Thanksgiving Day in the United States this year falls on November 28. And while many of us around the world may not be aware of the story behind the Pilgrim Fathers and Squanto, we are all aware of the fact that Americans feast on this National Holiday. The highlight of every Thanksgiving meal is a turkey.
The Turkey is mostly alien to us peoples of the Old World, being as it is, a mostly North American species. However, interestingly, this bird was once drawn by the court painter of one of India’s most powerful monarchs.
Nur-ud-din Muhammad Salim, better known by his regnal name Jahangir, ruled over a huge empire founded by his great grandfather Zahiruddin Muhammad Babur, lost and regained by his grandfather Nasr al-Din Humayun and solidified by his father, Jalaluddin Muhammad Akbar. It stretched from Kabul in the west to Bengal in the east and from Kashmir in the north to the Deccan in the south.
Jahangir’s reign began in 1605. Incidentally, two years later, English colonists would find the settlement of Jamestown in Virginia, the oldest permanent English settlement in the Americas. And in 1620, the Pilgrims, members of a Protestant sect, would sail in the Mayflower to find Plymouth Colony in Massachusetts. Their survival in their harsh new surroundings would form the mythos for the Thanksgiving Holiday celebrated till today.
At around the same time, Englishmen and other Europeans were also flocking to South Asia. One of them was Thomas Roe, the ambassador of James I of England, the contemporary of Jahangir. The ports on the Indian subcontinent’s shoreline were thick with European ships.
Mansur draws the turkey
As prominent Mughal art historian Ebba Koch told Down To Earth (DTE) in an interview in 2016, not much is known about the personal details of Ustad Mansur.
“That is the problem we have with most Indian artists. We know very little about their lives and circumstances. We have occasional remarks in history books but we know very little about Abul Hasan and Ustad Mansur,” she had told DTE.
What is known though is Mansur was a specialist in nature studies, who gave wonderful bird studies. As per Koch, Mansur’s famous depiction of the dodo was the most accurate till date. “It seems to have been drawn from a living model,” she had said.

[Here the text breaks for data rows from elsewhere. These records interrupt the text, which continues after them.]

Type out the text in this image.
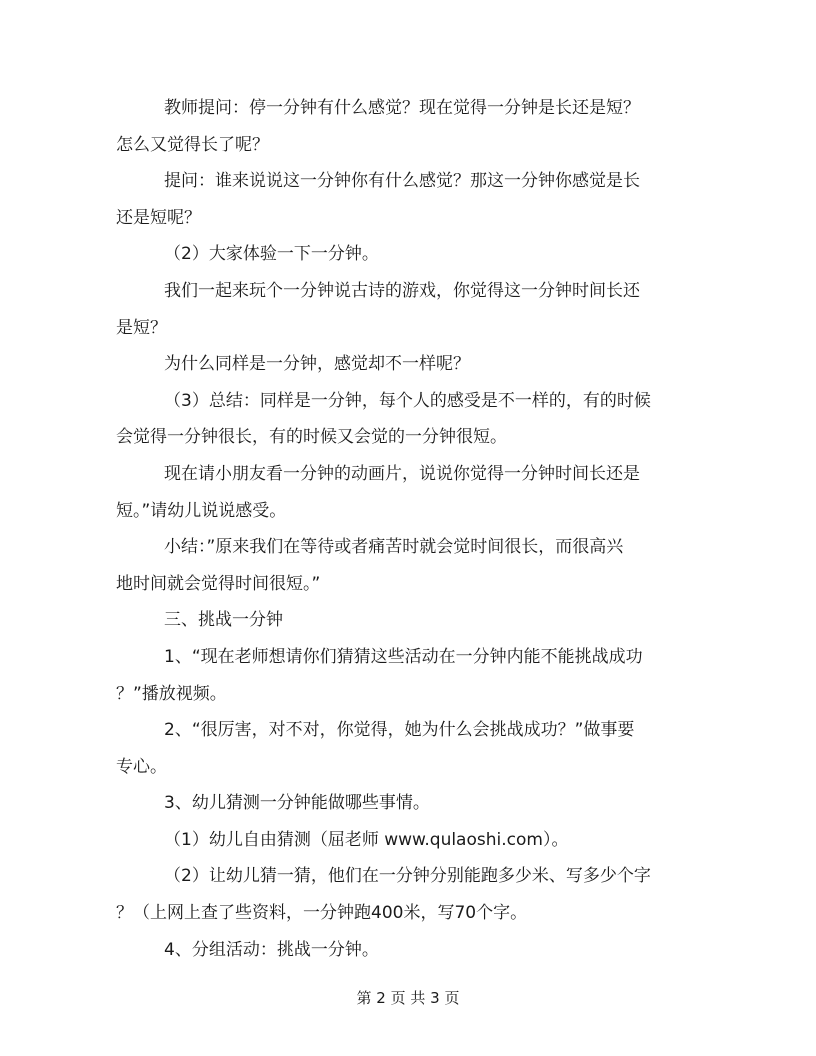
教师提问：停一分钟有什么感觉？现在觉得一分钟是长还是短？

怎么又觉得长了呢？

提问：谁来说说这一分钟你有什么感觉？那这一分钟你感觉是长

还是短呢？

（2）大家体验一下一分钟。

我们一起来玩个一分钟说古诗的游戏，你觉得这一分钟时间长还

是短？

为什么同样是一分钟，感觉却不一样呢？

（3）总结：同样是一分钟，每个人的感受是不一样的，有的时候

会觉得一分钟很长，有的时候又会觉的一分钟很短。

现在请小朋友看一分钟的动画片，说说你觉得一分钟时间长还是

短。”请幼儿说说感受。

小结：”原来我们在等待或者痛苦时就会觉时间很长，而很高兴

地时间就会觉得时间很短。”

三、挑战一分钟

1、“现在老师想请你们猜猜这些活动在一分钟内能不能挑战成功

？”播放视频。

2、“很厉害，对不对，你觉得，她为什么会挑战成功？”做事要

专心。

3、幼儿猜测一分钟能做哪些事情。

（1）幼儿自由猜测（屈老师 www.qulaoshi.com）。

（2）让幼儿猜一猜，他们在一分钟分别能跑多少米、写多少个字

？（上网上查了些资料，一分钟跑400米，写70个字。

4、分组活动：挑战一分钟。

第 2 页 共 3 页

Mansur was helped by the fact that Jahangir himself was interested in flora and fauna. Indeed, Koch compares Jahangir to the Biblical Solomon via Francis Bacon’s writings—an ideal king who was a keen observer and investigator of nature.
“Jahangir was an amateur as he did not have training as a scientist. But other Mughal emperors were really talented personalities. So, in this way, he had a natural talent for these observations,” explained Koch.
But what about the turkey?
According to Koch, Jahangir had an agent sitting in Goa, named Muqarrab Khan. The Portuguese had already been ruling Goa for 95 years when Jahangir came to the throne in 1605.
Muqarrab Khan was tasked with sending exotic birds and animals to Agra, Jahangir’s capital. “He sent a North American turkey and monkey once and Ustad Mansur drew the turkey, the painting of which survives till today,” according to Koch.
Mansur’s drawing of the turkey is testament to the connections between human societies since the dawn of humanity and the itinerant nature of man, all of which laid the foundation of the globalised world we live in today.